Only about 12,000 new workers found employment at solar and wind projects in the financial year ended March 2019, compared with over 30,000 in the previous year, according to a report by the Council on Energy, Environment and Water (CEEW), a non-profit based in New Delhi, and the National Resources Defence Council (NRDC), another non-profit based in New York.
Slower job creation has rattled several industries in India. Though the Indian economy is growing fast, it is widely perceived as failing to provide adequate employment to a burgeoning number of young people who are ready to join the workforce.
Renewable energy jobs are created in the planning, construction, and maintenance of solar and wind farms as well as rooftop solar panels. In 2015, prime minister Narendra Modi’s government set an ambitious target to scale up India’s solar and wind power capacity to 160 gigawatts by 2022.

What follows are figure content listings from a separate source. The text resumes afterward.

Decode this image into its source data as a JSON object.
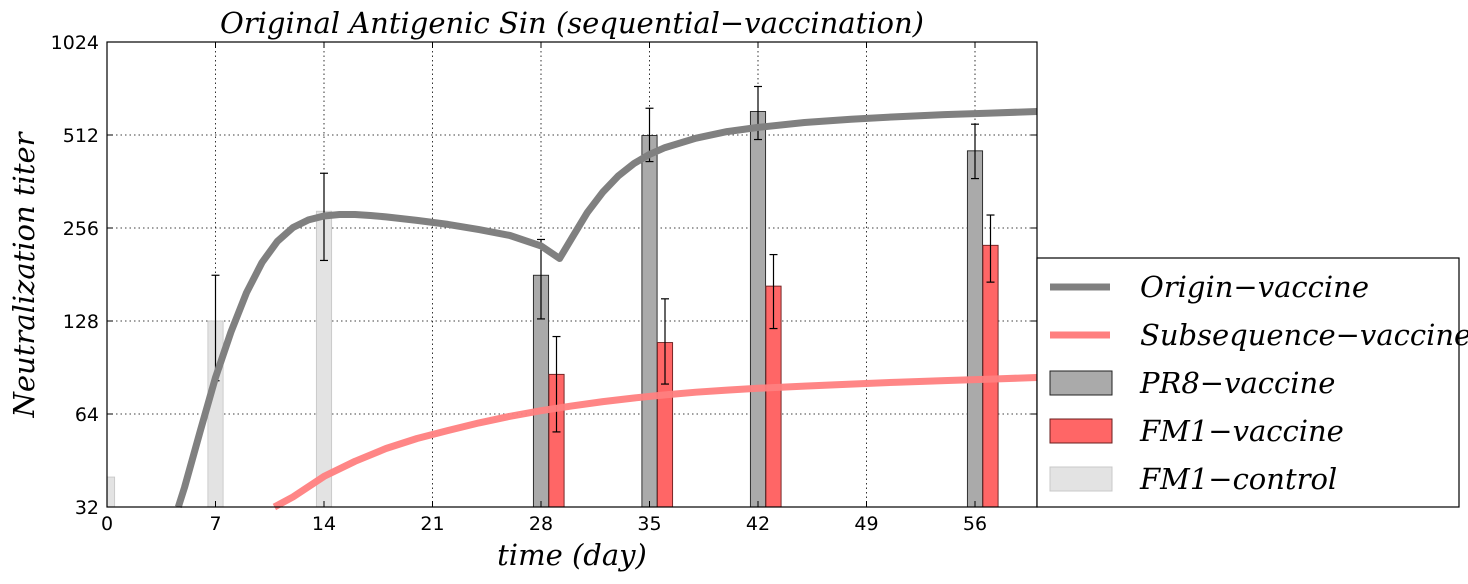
{
  "chart_data": {
    "type": "bar+line",
    "title": "Original Antigenic Sin (sequential−vaccination)",
    "xlabel": "time (day)",
    "ylabel": "Neutralization titer",
    "xlim": [
      0,
      60
    ],
    "ylim": [
      32,
      1024
    ],
    "y_scale": "log2",
    "x_ticks": [
      0,
      7,
      14,
      21,
      28,
      35,
      42,
      49,
      56
    ],
    "y_ticks": [
      32,
      64,
      128,
      256,
      512,
      1024
    ],
    "grid": true,
    "legend_position": "right",
    "lines": [
      {
        "name": "Origin−vaccine",
        "color": "#808080",
        "x": [
          4.6,
          5,
          6,
          7,
          8,
          9,
          10,
          11,
          12,
          13,
          14,
          15,
          16,
          17,
          18,
          20,
          22,
          24,
          26,
          28,
          29.2,
          30,
          31,
          32,
          33,
          34,
          35,
          36,
          38,
          40,
          42,
          45,
          48,
          51,
          54,
          57,
          60
        ],
        "y": [
          32,
          37,
          56,
          84,
          118,
          158,
          198,
          232,
          257,
          272,
          280,
          283,
          283,
          281,
          278,
          271,
          263,
          253,
          242,
          224,
          204,
          238,
          288,
          335,
          378,
          414,
          443,
          466,
          500,
          525,
          542,
          562,
          576,
          587,
          596,
          603,
          610
        ]
      },
      {
        "name": "Subsequence−vaccine",
        "color": "#ff7f7f",
        "x": [
          10.8,
          12,
          14,
          16,
          18,
          20,
          22,
          24,
          26,
          28,
          30,
          32,
          34,
          36,
          38,
          40,
          42,
          45,
          48,
          51,
          54,
          57,
          60
        ],
        "y": [
          32,
          34.5,
          40.2,
          45.0,
          49.5,
          53.3,
          56.6,
          59.9,
          62.9,
          65.6,
          68.0,
          70.2,
          72.1,
          73.8,
          75.3,
          76.5,
          77.5,
          78.8,
          80.0,
          81.1,
          82.1,
          83.0,
          84.0
        ]
      }
    ],
    "bar_series": [
      {
        "name": "PR8−vaccine",
        "color": "#aaaaaa",
        "x": [
          28,
          35,
          42,
          56
        ],
        "values": [
          180,
          510,
          610,
          455
        ],
        "err_low": [
          130,
          420,
          495,
          370
        ],
        "err_high": [
          235,
          625,
          735,
          555
        ]
      },
      {
        "name": "FM1−vaccine",
        "color": "#ff6666",
        "x": [
          29,
          36,
          43,
          57
        ],
        "values": [
          86,
          109,
          166,
          225
        ],
        "err_low": [
          56,
          80,
          121,
          171
        ],
        "err_high": [
          114,
          151,
          210,
          282
        ]
      },
      {
        "name": "FM1−control",
        "color": "#e3e3e3",
        "x": [
          0,
          7,
          14
        ],
        "values": [
          40,
          128,
          290
        ],
        "err_low": [
          null,
          82,
          201
        ],
        "err_high": [
          null,
          180,
          385
        ]
      }
    ]
  }
}
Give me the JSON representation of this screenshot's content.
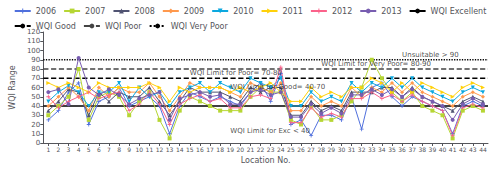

Capacity addition ramped up soon after the target was announced, but has slouched over the last year, with slow adoption of rooftop solar panels and investors growing wary over the viability of the large-scale projects auctioned by the government.
Though it appears increasingly unlikely, if India were to meet the renewable energy target on time, over 200,000 additional workers would enter the industry, CEEW and NRDC estimate. This is based on a formula they have developed after surveying 54 renewable energy firms for the number of new jobs created per megawatt of solar or wind capacity addition.
Roof jobs
Since it is much more labour intensive, rooftop solar technology creates far more jobs, compared with large-scale solar and wind projects.
Moreover, unlike coal-fired power plants or solar and wind farms, which are usually situated in far-off places, job opportunities in rooftop solar projects are better spread out across the country, said CEEW’s chief executive officer Arunabha Ghosh. Workers don’t have to worry about finding housing for their families, and climatic conditions are also not as harsh as, say, when working on a solar farm in the desert of northern Rajasthan state, he added.
Over the long run, rooftop solar technology can be a cheaper source of power for consumers than electricity supplied through the grid. But due to the high cost of buying the panels, it has struggled to find wider adoption among Indian households. And even though credit options are available for commercial and industrial consumers, permission regimes for setting up connections and related policies vary widely from state to state.
As a result, rooftop solar capacity currently lags the farthest from its government-set target.